The Liberals now appear ready to proceed on many long-delayed spending decisions, including the move to purchase F-35s – which is the outcome of a procurement process that can be traced back to 2010.
Another big-ticket announcement likely to be folded into the next budget is a suite of spending measures to replace the antiquated North Warning System, a chain of jointly operated U.S. and Canadian radar stations that includes dozens of sites from Yukon to Labrador. Its job is to detect airborne threats – originally long-range bombers. Those threats have multiplied now that Canada’s adversaries have hypersonic missiles that can fly at five times the speed of sound and change course mid-flight.
But even as Canada looks to boost investment, defence analysts say the country isn’t effective at spending its existing military budget.
Part of the problem is the military’s desire to “Canadian-ize” big-ticket items. Because Canada can’t afford to buy several types of equipment to serve different purposes, the military pushes to add multiple functions to whatever it purchases.
For instance, a 2006 plan to spend $2-billion on 15 Chinook battlefield helicopters ballooned to nearly $5-billion by 2009, in a deal that was criticized at the time by Canada’s auditor-general.
Mr. Perry said Canada is still recovering from a “decade of darkness,” from 1989 to the mid-2000s, when military budgets were effectively flat or declining. This coincided with the end of the Cold War and massive deficit reduction measures that began in the 1990s under then-finance minister Paul Martin.

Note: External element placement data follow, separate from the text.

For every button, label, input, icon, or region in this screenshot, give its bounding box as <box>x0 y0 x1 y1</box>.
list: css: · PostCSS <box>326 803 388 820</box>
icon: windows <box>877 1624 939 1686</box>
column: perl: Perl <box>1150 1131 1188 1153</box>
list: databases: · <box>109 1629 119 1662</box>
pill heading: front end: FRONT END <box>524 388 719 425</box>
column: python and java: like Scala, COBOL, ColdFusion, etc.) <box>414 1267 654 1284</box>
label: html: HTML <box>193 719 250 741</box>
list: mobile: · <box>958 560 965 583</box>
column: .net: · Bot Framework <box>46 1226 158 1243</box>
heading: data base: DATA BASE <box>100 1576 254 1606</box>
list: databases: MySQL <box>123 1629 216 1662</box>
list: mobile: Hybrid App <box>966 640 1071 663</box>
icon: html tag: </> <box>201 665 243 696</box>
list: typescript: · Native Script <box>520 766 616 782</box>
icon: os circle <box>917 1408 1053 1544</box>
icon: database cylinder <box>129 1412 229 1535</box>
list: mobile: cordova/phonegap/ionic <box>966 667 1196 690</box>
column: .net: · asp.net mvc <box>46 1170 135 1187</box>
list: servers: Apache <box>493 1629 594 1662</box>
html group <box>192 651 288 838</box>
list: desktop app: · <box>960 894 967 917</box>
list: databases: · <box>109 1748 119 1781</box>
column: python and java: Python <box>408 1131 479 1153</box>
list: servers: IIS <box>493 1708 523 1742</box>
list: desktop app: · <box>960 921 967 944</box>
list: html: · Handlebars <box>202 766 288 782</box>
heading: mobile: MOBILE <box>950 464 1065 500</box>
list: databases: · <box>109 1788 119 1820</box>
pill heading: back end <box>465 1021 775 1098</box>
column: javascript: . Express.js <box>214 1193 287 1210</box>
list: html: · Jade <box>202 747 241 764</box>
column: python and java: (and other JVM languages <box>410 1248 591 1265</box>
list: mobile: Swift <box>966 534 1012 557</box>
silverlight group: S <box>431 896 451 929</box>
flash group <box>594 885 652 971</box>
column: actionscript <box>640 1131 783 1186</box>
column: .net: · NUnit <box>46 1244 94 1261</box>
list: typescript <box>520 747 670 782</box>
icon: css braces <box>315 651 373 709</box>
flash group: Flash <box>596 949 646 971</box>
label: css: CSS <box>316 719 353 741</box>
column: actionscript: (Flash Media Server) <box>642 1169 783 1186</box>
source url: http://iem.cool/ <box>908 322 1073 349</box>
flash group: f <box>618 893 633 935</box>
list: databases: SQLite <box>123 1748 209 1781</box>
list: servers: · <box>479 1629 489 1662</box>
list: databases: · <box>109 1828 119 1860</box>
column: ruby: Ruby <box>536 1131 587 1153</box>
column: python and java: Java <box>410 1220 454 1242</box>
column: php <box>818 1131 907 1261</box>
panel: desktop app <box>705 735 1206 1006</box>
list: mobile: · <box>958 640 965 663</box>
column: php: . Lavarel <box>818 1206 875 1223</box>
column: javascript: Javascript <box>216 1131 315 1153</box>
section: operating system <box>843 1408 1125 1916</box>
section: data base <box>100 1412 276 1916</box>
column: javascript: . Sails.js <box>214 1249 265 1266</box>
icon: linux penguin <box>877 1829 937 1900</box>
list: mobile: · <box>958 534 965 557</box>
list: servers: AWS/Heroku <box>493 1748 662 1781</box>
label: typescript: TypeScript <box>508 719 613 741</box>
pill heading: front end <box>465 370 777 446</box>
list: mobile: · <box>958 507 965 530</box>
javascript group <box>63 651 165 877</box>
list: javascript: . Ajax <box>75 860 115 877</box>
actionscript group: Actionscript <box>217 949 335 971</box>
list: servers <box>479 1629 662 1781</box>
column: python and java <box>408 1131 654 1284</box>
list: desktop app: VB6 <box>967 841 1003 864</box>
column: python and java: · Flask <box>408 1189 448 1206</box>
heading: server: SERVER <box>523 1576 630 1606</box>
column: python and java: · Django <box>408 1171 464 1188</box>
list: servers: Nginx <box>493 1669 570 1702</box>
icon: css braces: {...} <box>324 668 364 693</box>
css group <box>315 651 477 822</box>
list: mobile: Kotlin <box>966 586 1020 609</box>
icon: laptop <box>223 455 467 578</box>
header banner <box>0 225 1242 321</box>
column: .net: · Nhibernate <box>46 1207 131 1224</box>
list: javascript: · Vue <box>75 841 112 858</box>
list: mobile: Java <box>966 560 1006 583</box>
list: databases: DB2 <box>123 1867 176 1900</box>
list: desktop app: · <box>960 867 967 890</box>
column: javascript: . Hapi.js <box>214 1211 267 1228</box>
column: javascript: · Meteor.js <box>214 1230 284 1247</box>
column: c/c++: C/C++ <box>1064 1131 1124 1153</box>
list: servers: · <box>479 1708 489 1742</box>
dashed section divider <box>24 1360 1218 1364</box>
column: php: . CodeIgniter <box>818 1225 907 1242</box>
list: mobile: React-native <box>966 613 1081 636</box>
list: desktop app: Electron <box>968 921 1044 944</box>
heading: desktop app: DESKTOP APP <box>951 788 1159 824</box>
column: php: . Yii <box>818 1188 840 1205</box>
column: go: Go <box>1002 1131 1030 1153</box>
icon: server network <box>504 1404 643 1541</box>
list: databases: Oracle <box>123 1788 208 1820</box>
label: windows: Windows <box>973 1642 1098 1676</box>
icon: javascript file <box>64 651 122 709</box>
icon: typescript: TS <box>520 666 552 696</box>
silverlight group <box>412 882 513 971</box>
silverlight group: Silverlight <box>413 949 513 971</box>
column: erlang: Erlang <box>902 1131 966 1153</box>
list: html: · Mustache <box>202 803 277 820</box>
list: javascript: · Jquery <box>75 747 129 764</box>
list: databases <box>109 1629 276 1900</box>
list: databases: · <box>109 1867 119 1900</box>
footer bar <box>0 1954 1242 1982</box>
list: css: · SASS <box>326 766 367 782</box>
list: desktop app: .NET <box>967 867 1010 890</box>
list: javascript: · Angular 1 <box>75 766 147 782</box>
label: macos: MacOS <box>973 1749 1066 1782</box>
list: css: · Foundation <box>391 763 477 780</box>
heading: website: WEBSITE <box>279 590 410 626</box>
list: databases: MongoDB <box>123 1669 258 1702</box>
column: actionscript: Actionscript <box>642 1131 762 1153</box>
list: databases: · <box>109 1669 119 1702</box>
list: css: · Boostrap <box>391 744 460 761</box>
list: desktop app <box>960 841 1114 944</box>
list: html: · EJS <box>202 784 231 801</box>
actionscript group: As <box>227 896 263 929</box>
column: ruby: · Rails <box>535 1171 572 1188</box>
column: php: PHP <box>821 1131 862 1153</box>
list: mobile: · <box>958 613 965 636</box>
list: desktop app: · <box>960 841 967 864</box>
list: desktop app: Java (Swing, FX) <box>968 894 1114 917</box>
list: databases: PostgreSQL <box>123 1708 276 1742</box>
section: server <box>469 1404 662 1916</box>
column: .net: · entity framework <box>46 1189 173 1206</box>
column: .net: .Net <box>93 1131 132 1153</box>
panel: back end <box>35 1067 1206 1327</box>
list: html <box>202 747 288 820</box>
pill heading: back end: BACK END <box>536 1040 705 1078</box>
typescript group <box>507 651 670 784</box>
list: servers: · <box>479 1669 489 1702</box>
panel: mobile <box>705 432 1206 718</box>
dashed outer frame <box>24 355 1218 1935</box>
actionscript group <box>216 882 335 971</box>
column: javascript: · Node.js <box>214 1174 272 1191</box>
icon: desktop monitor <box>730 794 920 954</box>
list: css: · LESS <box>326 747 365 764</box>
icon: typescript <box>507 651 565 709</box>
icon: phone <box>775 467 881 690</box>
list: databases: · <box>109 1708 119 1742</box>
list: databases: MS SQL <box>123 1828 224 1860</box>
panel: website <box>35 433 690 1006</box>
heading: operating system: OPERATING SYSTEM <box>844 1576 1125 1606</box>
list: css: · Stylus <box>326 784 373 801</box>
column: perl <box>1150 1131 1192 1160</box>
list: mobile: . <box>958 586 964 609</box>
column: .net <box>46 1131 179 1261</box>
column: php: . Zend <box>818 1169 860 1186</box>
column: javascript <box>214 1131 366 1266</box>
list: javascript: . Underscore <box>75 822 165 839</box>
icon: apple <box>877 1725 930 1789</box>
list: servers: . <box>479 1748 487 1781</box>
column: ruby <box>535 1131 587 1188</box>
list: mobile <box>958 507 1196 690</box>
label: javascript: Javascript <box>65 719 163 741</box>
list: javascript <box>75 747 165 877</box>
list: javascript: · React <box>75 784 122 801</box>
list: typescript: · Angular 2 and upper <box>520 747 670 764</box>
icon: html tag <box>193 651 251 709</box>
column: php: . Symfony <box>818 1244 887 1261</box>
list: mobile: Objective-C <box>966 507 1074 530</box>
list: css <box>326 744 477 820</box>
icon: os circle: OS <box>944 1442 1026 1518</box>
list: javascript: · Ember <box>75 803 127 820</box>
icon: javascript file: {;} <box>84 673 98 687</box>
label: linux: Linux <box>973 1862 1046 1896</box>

Now, he said, the government is overwhelmed with the volume of big-ticket items it must replace, including warships and fighter jets. “If you do no maintenance on your house for 15 years at all, and then you start doing maintenance, you’ve got to fix a tonne of stuff at once,” he added.
Any effort to ramp up military spending will need to overcome not just logistical hurdles but political ones as well.
James Fergusson, deputy director of the Centre for Defence and Security Studies at the University of Manitoba, said he believes governments receive no political benefit from increasing spending on defence and experience no political fallout from reducing spending.
There is an underlying isolationist sentiment in Canada, he said, and security threats are an abstraction for most people in our “fairly benign part of the world.” The general assumption is that the United States would rush to our defence in any crisis, he added.
“In this context, the question becomes … what is the minimum we need to pay to ensure we have some influence with American decisions about defending North America?”
Prof. Fergusson thinks Russia has changed Ottawa’s attitude toward defence spending.
What remains to be seen is how much of a difference this makes in the military budget come Thursday.